Real estate joint venture requirements:
Firstly, We need to find the land-owner who has a big plot in one of the prime areas of a Metropolitan city. Secondly, Make sure the landowner is interested in giving his plot to one of the reputed developers for real estate joint venture. After that, gather expectations or requirements from both the developers and landowners.
Location is one of the prime concern for developers as that will play a key role during the time of selling flats or commercial space. That is also the primary reason by which landowner can negotiate as well. Percentage share between the two parties, type of construction, the reputation of the builder etc. are other key factors landowner usually look for.
Real estate joint venture process:
Firstly, If you are a mediator, Get a mail confirmation from both parties regarding the commission fee in percentage. Don’t give the location or exact owner details until you get the confirmation.

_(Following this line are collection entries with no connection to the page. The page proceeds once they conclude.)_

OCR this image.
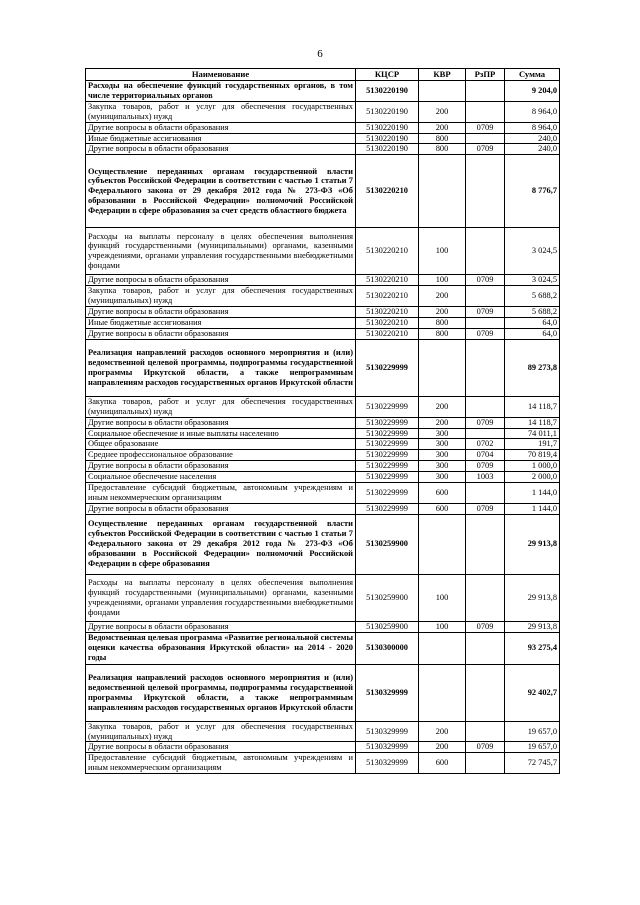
6
Наименование	КЦСР	КВР	РзПР	Сумма
Расходы на обеспечение функций государственных органов, в том числе территориальных органов	5130220190			9 204,0
Закупка товаров, работ и услуг для обеспечения государственных (муниципальных) нужд	5130220190	200		8 964,0
Другие вопросы в области образования	5130220190	200	0709	8 964,0
Иные бюджетные ассигнования	5130220190	800		240,0
Другие вопросы в области образования	5130220190	800	0709	240,0
Осуществление переданных органам государственной власти субъектов Российской Федерации в соответствии с частью 1 статьи 7 Федерального закона от 29 декабря 2012 года № 273-ФЗ «Об образовании в Российской Федерации» полномочий Российской Федерации в сфере образования за счет средств областного бюджета	5130220210			8 776,7
Расходы на выплаты персоналу в целях обеспечения выполнения функций государственными (муниципальными) органами, казенными учреждениями, органами управления государственными внебюджетными фондами	5130220210	100		3 024,5
Другие вопросы в области образования	5130220210	100	0709	3 024,5
Закупка товаров, работ и услуг для обеспечения государственных (муниципальных) нужд	5130220210	200		5 688,2
Другие вопросы в области образования	5130220210	200	0709	5 688,2
Иные бюджетные ассигнования	5130220210	800		64,0
Другие вопросы в области образования	5130220210	800	0709	64,0
Реализация направлений расходов основного мероприятия и (или) ведомственной целевой программы, подпрограммы государственной программы Иркутской области, а также непрограммным направлениям расходов государственных органов Иркутской области	5130229999			89 273,8
Закупка товаров, работ и услуг для обеспечения государственных (муниципальных) нужд	5130229999	200		14 118,7
Другие вопросы в области образования	5130229999	200	0709	14 118,7
Социальное обеспечение и иные выплаты населению	5130229999	300		74 011,1
Общее образование	5130229999	300	0702	191,7
Среднее профессиональное образование	5130229999	300	0704	70 819,4
Другие вопросы в области образования	5130229999	300	0709	1 000,0
Социальное обеспечение населения	5130229999	300	1003	2 000,0
Предоставление субсидий бюджетным, автономным учреждениям и иным некоммерческим организациям	5130229999	600		1 144,0
Другие вопросы в области образования	5130229999	600	0709	1 144,0
Осуществление переданных органам государственной власти субъектов Российской Федерации в соответствии с частью 1 статьи 7 Федерального закона от 29 декабря 2012 года № 273-ФЗ «Об образовании в Российской Федерации» полномочий Российской Федерации в сфере образования	5130259900			29 913,8
Расходы на выплаты персоналу в целях обеспечения выполнения функций государственными (муниципальными) органами, казенными учреждениями, органами управления государственными внебюджетными фондами	5130259900	100		29 913,8
Другие вопросы в области образования	5130259900	100	0709	29 913,8
Ведомственная целевая программа «Развитие региональной системы оценки качества образования Иркутской области» на 2014 - 2020 годы	5130300000			93 275,4
Реализация направлений расходов основного мероприятия и (или) ведомственной целевой программы, подпрограммы государственной программы Иркутской области, а также непрограммным направлениям расходов государственных органов Иркутской области	5130329999			92 402,7
Закупка товаров, работ и услуг для обеспечения государственных (муниципальных) нужд	5130329999	200		19 657,0
Другие вопросы в области образования	5130329999	200	0709	19 657,0
Предоставление субсидий бюджетным, автономным учреждениям и иным некоммерческим организациям	5130329999	600		72 745,7
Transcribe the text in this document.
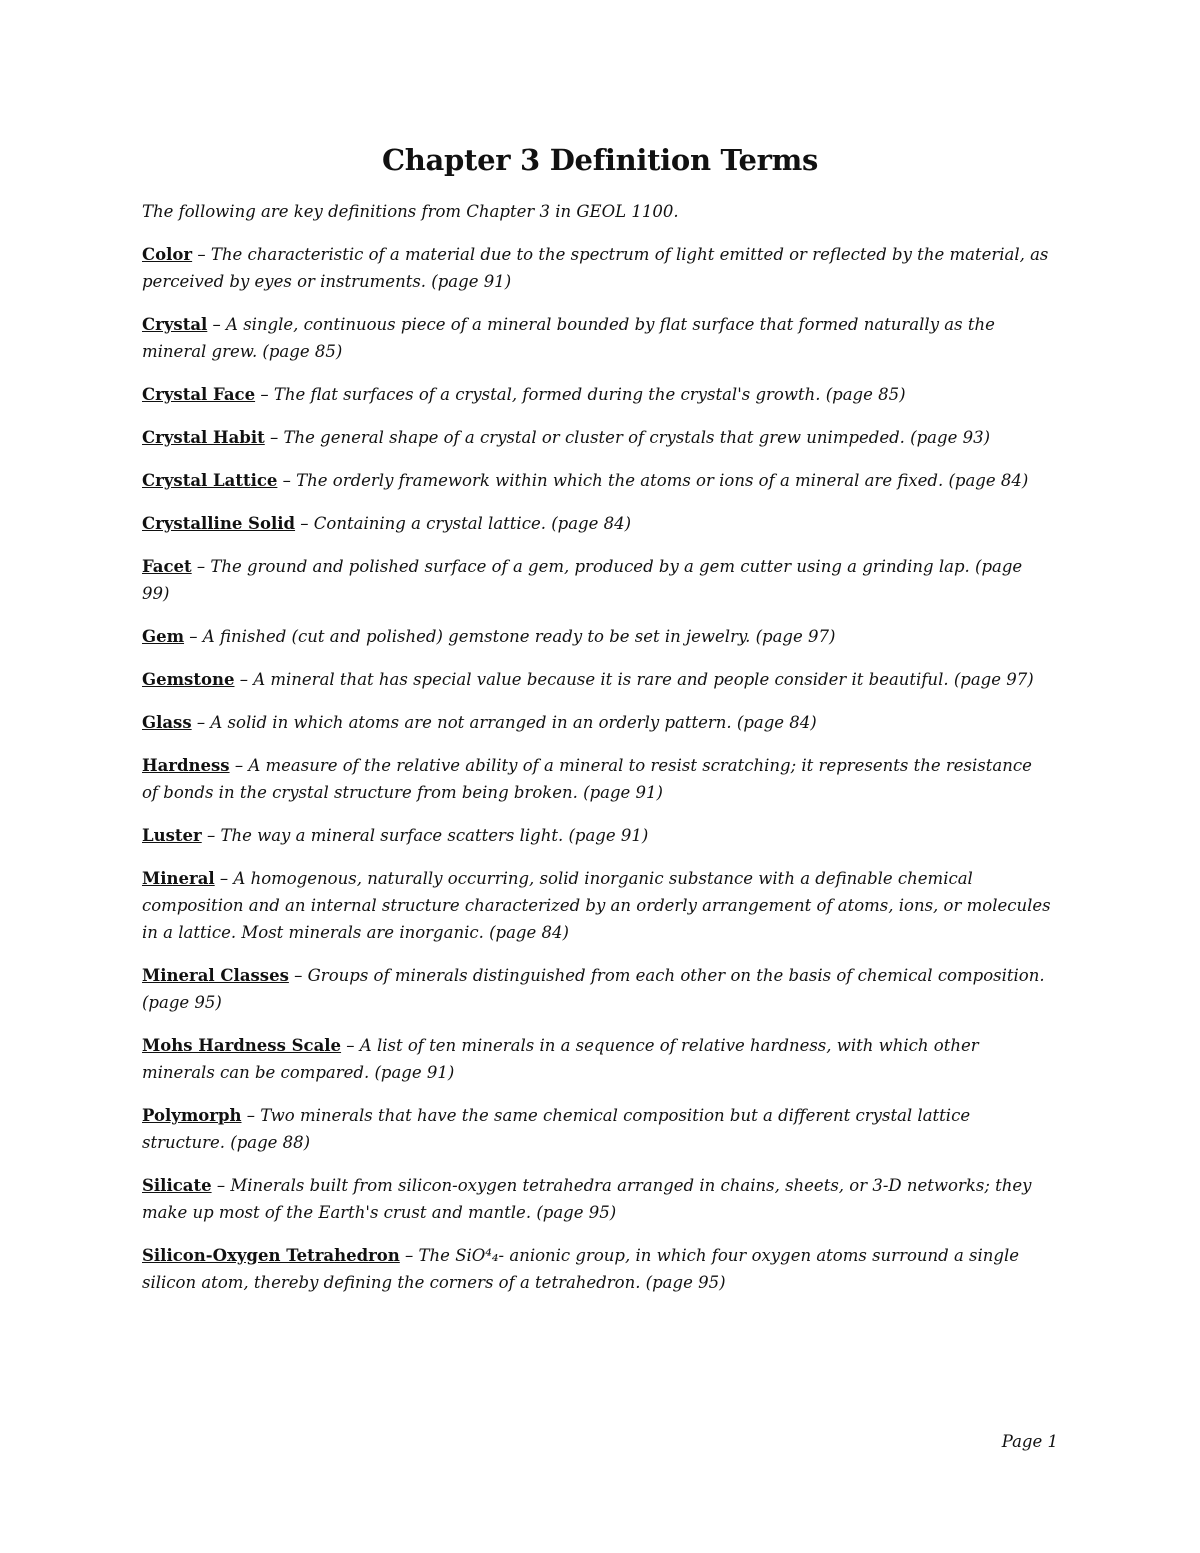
Chapter 3 Definition Terms

The following are key definitions from Chapter 3 in GEOL 1100.

Color – The characteristic of a material due to the spectrum of light emitted or reflected by the material, as perceived by eyes or instruments. (page 91)

Crystal – A single, continuous piece of a mineral bounded by flat surface that formed naturally as the mineral grew. (page 85)

Crystal Face – The flat surfaces of a crystal, formed during the crystal's growth. (page 85)

Crystal Habit – The general shape of a crystal or cluster of crystals that grew unimpeded. (page 93)

Crystal Lattice – The orderly framework within which the atoms or ions of a mineral are fixed. (page 84)

Crystalline Solid – Containing a crystal lattice. (page 84)

Facet – The ground and polished surface of a gem, produced by a gem cutter using a grinding lap. (page 99)

Gem – A finished (cut and polished) gemstone ready to be set in jewelry. (page 97)

Gemstone – A mineral that has special value because it is rare and people consider it beautiful. (page 97)

Glass – A solid in which atoms are not arranged in an orderly pattern. (page 84)

Hardness – A measure of the relative ability of a mineral to resist scratching; it represents the resistance of bonds in the crystal structure from being broken. (page 91)

Luster – The way a mineral surface scatters light. (page 91)

Mineral – A homogenous, naturally occurring, solid inorganic substance with a definable chemical composition and an internal structure characterized by an orderly arrangement of atoms, ions, or molecules in a lattice. Most minerals are inorganic. (page 84)

Mineral Classes – Groups of minerals distinguished from each other on the basis of chemical composition. (page 95)

Mohs Hardness Scale – A list of ten minerals in a sequence of relative hardness, with which other minerals can be compared. (page 91)

Polymorph – Two minerals that have the same chemical composition but a different crystal lattice structure. (page 88)

Silicate – Minerals built from silicon-oxygen tetrahedra arranged in chains, sheets, or 3-D networks; they make up most of the Earth's crust and mantle. (page 95)

Silicon-Oxygen Tetrahedron – The SiO⁴₄- anionic group, in which four oxygen atoms surround a single silicon atom, thereby defining the corners of a tetrahedron. (page 95)

Page 1
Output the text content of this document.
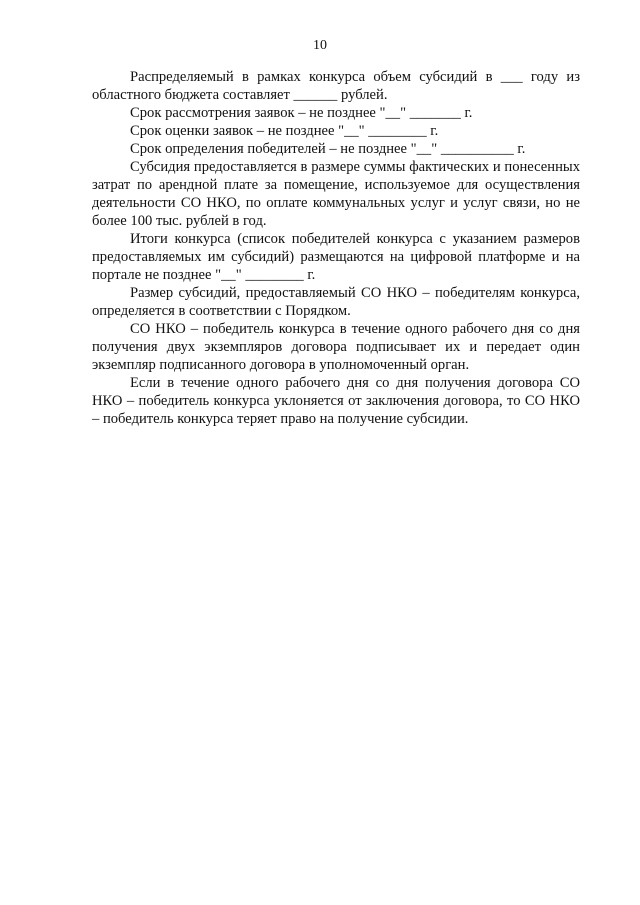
10

Распределяемый в рамках конкурса объем субсидий в ___ году из областного бюджета составляет ______ рублей.

Срок рассмотрения заявок – не позднее "__" _______ г.

Срок оценки заявок – не позднее "__" ________ г.

Срок определения победителей – не позднее "__" __________ г.

Субсидия предоставляется в размере суммы фактических и понесенных затрат по арендной плате за помещение, используемое для осуществления деятельности СО НКО, по оплате коммунальных услуг и услуг связи, но не более 100 тыс. рублей в год.

Итоги конкурса (список победителей конкурса с указанием размеров предоставляемых им субсидий) размещаются на цифровой платформе и на портале не позднее "__" ________ г.

Размер субсидий, предоставляемый СО НКО – победителям конкурса, определяется в соответствии с Порядком.

СО НКО – победитель конкурса в течение одного рабочего дня со дня получения двух экземпляров договора подписывает их и передает один экземпляр подписанного договора в уполномоченный орган.

Если в течение одного рабочего дня со дня получения договора СО НКО – победитель конкурса уклоняется от заключения договора, то СО НКО – победитель конкурса теряет право на получение субсидии.
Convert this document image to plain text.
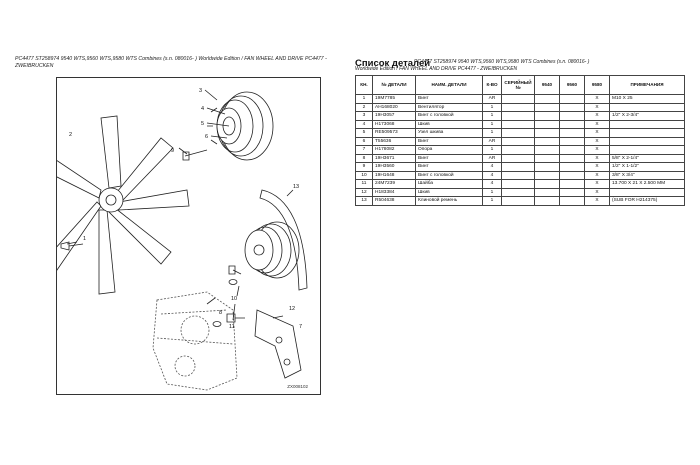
PC4477 ST258974 9540 WTS,9560 WTS,9580 WTS Combines (s.n. 080016- ) Worldwide Edition / FAN WHEEL AND DRIVE PC4477 - ZWEIBRUCKEN
3
4
5
6
9
2
13
12
10
11
8
7
1
ZX008102
Список деталей
PC4477 ST258974 9540 WTS,9560 WTS,9580 WTS Combines (s.n. 080016- )
Worldwide Edition / FAN WHEEL AND DRIVE PC4477 - ZWEIBRUCKEN
КН.	№ ДЕТАЛИ	НАИМ. ДЕТАЛИ	К-ВО	СЕРИЙНЫЙ №	9540	9560	9580	ПРИМЕЧАНИЯ
1	19M7785	Винт	AR				X	M10 X 25
2	AH168020	Вентилятор	1				X	
3	19H3057	Винт с головкой	1				X	1/2" X 2-3/4"
4	H173068	Шкив	1				X	
5	RE509573	Узел шкива	1				X	
6	T55636	Винт	AR				X	
7	H178082	Опора	1				X	
8	19H3671	Винт	AR				X	5/8" X 2-1/4"
9	19H3560	Винт	4				X	1/2" X 1-1/2"
10	19H1648	Винт с головкой	4				X	3/8" X 3/4"
11	24M7239	Шайба	4				X	13.700 X 21 X 2.500 MM
12	H183384	Шкив	1				X	
13	R504638	Клиновой ремень	1				X	(SUB FOR H214375)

Secondly, Make sure the requirements of both the parties are close enough and the deal can go positive. After that, arrange a face to face meeting between the two parties. Finalize the terms and conditions in the meeting and get the signatures of both parties in the agreement accorsingly.
Real estate joint venture agreement:
- Firstly, Distribution of profits and exit strategy are the key points in the agreement.
- Secondly, contributions of both the parties should be neatly explained. These contributions include land, capital, operational, expertise and management dimensions of the real estate joint venture.
- In addition, Make sure to have a condition on project completion date and the consequence if the condition is not met.
In conclusion, Joint venture business is one of the most profitable business with least capital. However, you need to have lot of data and networking skills.